Kinetic analysis of GTP hydrolysis rates of RbgA proteins. GTP hydrolysis rates of RbgA proteins were determined by monitoring the release of free phosphate using the malachite green-ammonium molybdate colorimetric assay as described “Experimental Procedures.” Reactions were carried out under initial rate conditions (<10% of substrate consumed). Values of k_cat and K_m were determined by fitting the Michaelis-Menten equation using nonlinear regression algorithms provided by the GraphPad Prism software. Representative GTP hydrolysis curves for wild-type RbgA (●) and the P-loop variant S134A (■) are shown. Error bars represent S.D. of three technical replicates.

FIGURE 2.

Stimulation of GTPase activity of RbgA by ribosomal particles.
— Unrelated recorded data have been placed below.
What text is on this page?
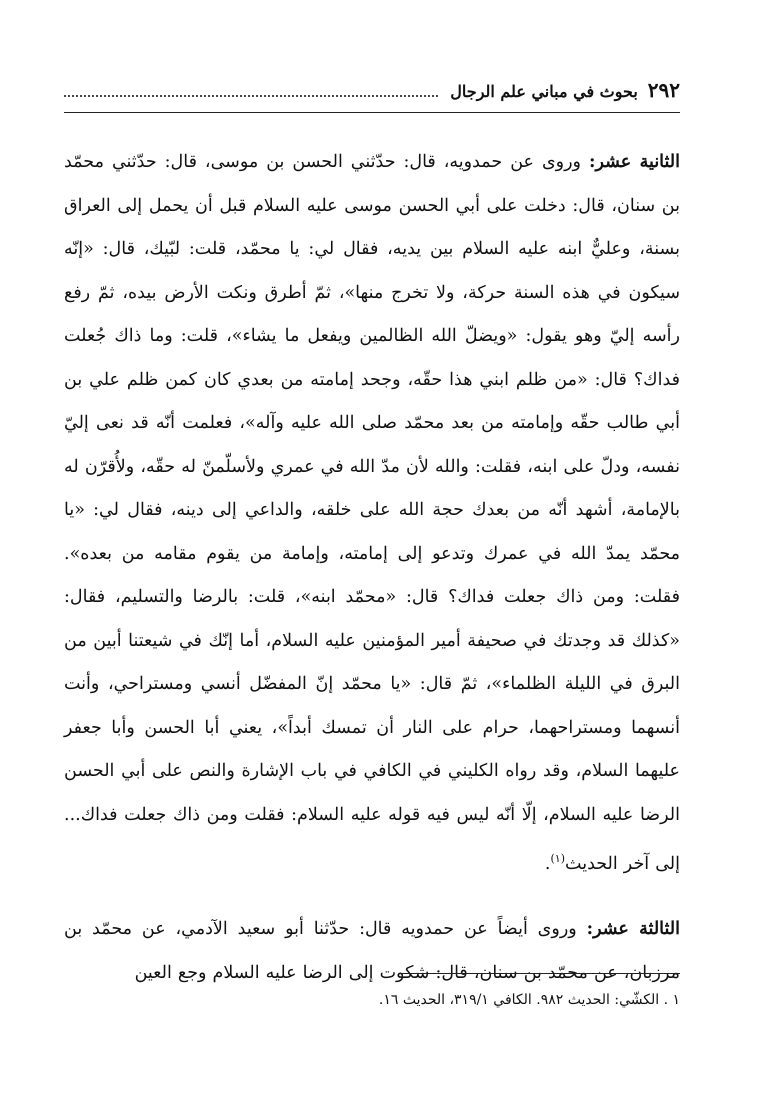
٢٩٢
بحوث في مباني علم الرجال

الثانية عشر: وروى عن حمدويه، قال: حدّثني الحسن بن موسى، قال: حدّثني محمّد بن سنان، قال: دخلت على أبي الحسن موسى عليه السلام قبل أن يحمل إلى العراق بسنة، وعليٌّ ابنه عليه السلام بين يديه، فقال لي: يا محمّد، قلت: لبّيك، قال: «إنّه سيكون في هذه السنة حركة، ولا تخرج منها»، ثمّ أطرق ونكت الأرض بيده، ثمّ رفع رأسه إليّ وهو يقول: «ويضلّ الله الظالمين ويفعل ما يشاء»، قلت: وما ذاك جُعلت فداك؟ قال: «من ظلم ابني هذا حقّه، وجحد إمامته من بعدي كان كمن ظلم علي بن أبي طالب حقّه وإمامته من بعد محمّد صلى الله عليه وآله»، فعلمت أنّه قد نعى إليّ نفسه، ودلّ على ابنه، فقلت: والله لأن مدّ الله في عمري ولأسلّمنّ له حقّه، ولأُقرّن له بالإمامة، أشهد أنّه من بعدك حجة الله على خلقه، والداعي إلى دينه، فقال لي: «يا محمّد يمدّ الله في عمرك وتدعو إلى إمامته، وإمامة من يقوم مقامه من بعده». فقلت: ومن ذاك جعلت فداك؟ قال: «محمّد ابنه»، قلت: بالرضا والتسليم، فقال: «كذلك قد وجدتك في صحيفة أمير المؤمنين عليه السلام، أما إنّك في شيعتنا أبين من البرق في الليلة الظلماء»، ثمّ قال: «يا محمّد إنّ المفضّل أنسي ومستراحي، وأنت أنسهما ومستراحهما، حرام على النار أن تمسك أبداً»، يعني أبا الحسن وأبا جعفر عليهما السلام، وقد رواه الكليني في الكافي في باب الإشارة والنص على أبي الحسن الرضا عليه السلام، إلّا أنّه ليس فيه قوله عليه السلام: فقلت ومن ذاك جعلت فداك... إلى آخر الحديث$^{(١)}$.

الثالثة عشر: وروى أيضاً عن حمدويه قال: حدّثنا أبو سعيد الآدمي، عن محمّد بن مرزبان، عن محمّد بن سنان، قال: شكوت إلى الرضا عليه السلام وجع العين

١ . الكشّي: الحديث ٩٨٢. الكافي ٣١٩/١، الحديث ١٦.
Stimulation of RbgA GTPase activity by ribosomes was assessed by determining the GTP hydrolysis rates of RbgA in the presence of various purified ribosomal particles. 100 nm purified ribosome was incubated with 100 nm RbgA for 15 min at 37 °C in the presence of various concentrations of GTP and assayed as described under “Experimental Procedures.” The representative curves are of GTP hydrolysis rates determined based on the free phosphate produced after the reactions had proceeded for 15 min at 37 °C with reaction mixtures containing RbgA only (●), RbgA and the mature 50 S subunit (■), RbgA and the free 50 S subunit (▴), and RbgA and the 45 S intermediate (▾). Error bars represent S.D. of three technical replicates.

FIGURE 3.

Superimposition of MnmE and homology model of RbgA. A, an MnmE and RbgA homology model was superimposed using the LigAlign script in PyMOL, which aligned the two structures based on their ligand positions, which is GDP in this case. The K-loops of MnmE (green) and RbgA (brown) occupy a similar position (boxed) around the bound potassium in the crystal structure. B, an enlarged view of the catalytic pocket with GDP and bound potassium is shown in which Asn-130 from the P-loop of RbgA (brown) coordinates the bound K⁺ ion (indicated by a purple sphere) in a similar fashion as Asn-226 from the P-loop of MnmE (green) (indicated by arrows).

FIGURE 4.

Interaction between RbgA and ribosome in presence of different guanine nucleotides. Binding of RbgA to purified ribosomal subunits was tested by an in vitro binding assay in which 60 pmol of RbgA was preincubated with 1.5 mm GDP, GTP, GMPPNP, or pppGpp before the addition of 10 pmol of purified 45 S or 50 S ribosomal subunits. The mixtures were incubated for an additional 15 min at 37 °C, and free RbgA was filtered off by centrifugation through a 100-kDa cutoff Microcon column. The columns were washed three times, first with buffer B and then twice with buffer C (high salt buffer). RbgA-ribosome complexes were eluted, and bound RbgA was detected by immunoblotting using anti-RbgA antibody.

FIGURE 5.

Proposed model for role of RbgA in 50 S subunit maturation. RbgA interacts with the 45 S intermediate in the GTP-bound form and introduces conformational changes that further facilitate the binding of late ribosomal proteins such as L16, L27, and L36 (depicted by ovals). Binding of these proteins promotes maturation of the 45 S intermediate (white) to a mature 50 S subunit (gray). Along with the complete maturation of the 50 S subunit, GTP at RbgA is hydrolyzed to GDP, and this GDP-bound RbgA and inorganic phosphate leave the mature 50 S subunit, which is now ready to take part in translation. It is also possible that RbgA completes maturation of a late step that does not end in the final maturation of the 50 S subunit.